In The Real Lessons of Howard Dean: Reflections on the First Digital Campaign, Matthew Hindman found significant correlation between the snowball effect of early success (or failure) and determining a campaign’s real-world effectiveness. This was evident in Dean’s failure during the election after a miserable start, losing both Iowa and New Hampshire. While the Internet is a phenomenal medium that pushes collaboration without the need to physical congregate as a group. The capacity for individuals to interact with one another in a digital space like the Internet is crucial for the democratic society of today. While political Web use remains a complex topic, many researchers have attempted to decipher the proper approach to social media and the new technologies available. The true question is whether the virtual primary online could ever transition into real-world success.
In Exiting Deanspace, Clay Shirky points out that despite Dean’s campaign failure, Howard Dean remained the best-funded and best-publicized candidate to be the Democratic nominee. Dean used the Internet in ways never seen before. From vivid and imaginative uses, Howard Dean managed to successfully create the first ever interactive political candidate website. The true downfall of the Dean campaign is that “they believed their own press.” By using marketing statistics and various newspapers as credible sources, the campaign had an excuse for believing Dean was the frontrunner. Despite constant press and a clear online community behind him, Dean’s campaign was unable to look past the superficial online statistics and see how voters would respond in the real-world. This is the problem many political candidates face during elections.
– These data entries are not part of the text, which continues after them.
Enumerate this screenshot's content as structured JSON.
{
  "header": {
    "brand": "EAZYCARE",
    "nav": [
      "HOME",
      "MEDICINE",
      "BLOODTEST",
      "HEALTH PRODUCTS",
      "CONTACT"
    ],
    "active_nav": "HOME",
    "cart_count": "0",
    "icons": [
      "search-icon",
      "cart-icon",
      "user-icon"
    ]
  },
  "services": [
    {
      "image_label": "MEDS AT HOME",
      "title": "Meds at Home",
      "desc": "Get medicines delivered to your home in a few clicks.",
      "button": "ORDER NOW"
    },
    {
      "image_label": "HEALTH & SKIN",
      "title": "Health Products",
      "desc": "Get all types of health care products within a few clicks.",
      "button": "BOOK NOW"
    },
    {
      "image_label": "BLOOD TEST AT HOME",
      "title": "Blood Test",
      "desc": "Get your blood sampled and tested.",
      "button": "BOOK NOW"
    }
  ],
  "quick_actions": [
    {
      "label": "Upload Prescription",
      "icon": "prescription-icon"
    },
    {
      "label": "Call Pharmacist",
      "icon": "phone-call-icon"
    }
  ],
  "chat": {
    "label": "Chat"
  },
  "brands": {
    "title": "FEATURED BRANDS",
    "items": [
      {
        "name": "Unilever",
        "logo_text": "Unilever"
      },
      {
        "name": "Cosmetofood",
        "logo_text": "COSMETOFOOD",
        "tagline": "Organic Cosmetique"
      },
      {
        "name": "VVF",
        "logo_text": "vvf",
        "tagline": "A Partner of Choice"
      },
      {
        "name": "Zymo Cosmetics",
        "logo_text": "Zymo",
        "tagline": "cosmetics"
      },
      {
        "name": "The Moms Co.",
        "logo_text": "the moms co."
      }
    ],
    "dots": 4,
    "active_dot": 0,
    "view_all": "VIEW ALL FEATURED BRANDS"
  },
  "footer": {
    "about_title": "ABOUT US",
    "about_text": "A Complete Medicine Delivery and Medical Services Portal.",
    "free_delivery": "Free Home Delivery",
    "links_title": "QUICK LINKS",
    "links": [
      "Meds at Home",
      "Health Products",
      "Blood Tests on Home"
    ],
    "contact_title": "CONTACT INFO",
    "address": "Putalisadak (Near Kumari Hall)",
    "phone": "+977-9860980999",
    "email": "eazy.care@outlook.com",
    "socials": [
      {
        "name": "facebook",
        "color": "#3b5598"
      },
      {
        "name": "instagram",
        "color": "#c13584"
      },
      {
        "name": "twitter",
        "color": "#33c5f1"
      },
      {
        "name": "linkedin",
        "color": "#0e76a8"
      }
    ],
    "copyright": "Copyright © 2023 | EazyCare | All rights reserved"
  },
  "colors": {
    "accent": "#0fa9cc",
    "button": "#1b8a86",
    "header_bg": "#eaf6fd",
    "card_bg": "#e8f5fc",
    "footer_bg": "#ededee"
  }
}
The Dean campaign revealed to society the potential behind the Internet. In regards to collaborating individuals and raising funding, the Internet is a perfect way for many individuals to skip this typically time-consuming aspect of political campaigns. Society must be aware of the potential to misinterpret statistical information online. How do we determine who of the citizens are actually considered to be “definite supporters”? Is it possible to run a political campaign with no TV coverage, simply just utilizing new mediums such as the Internet and social media outlets?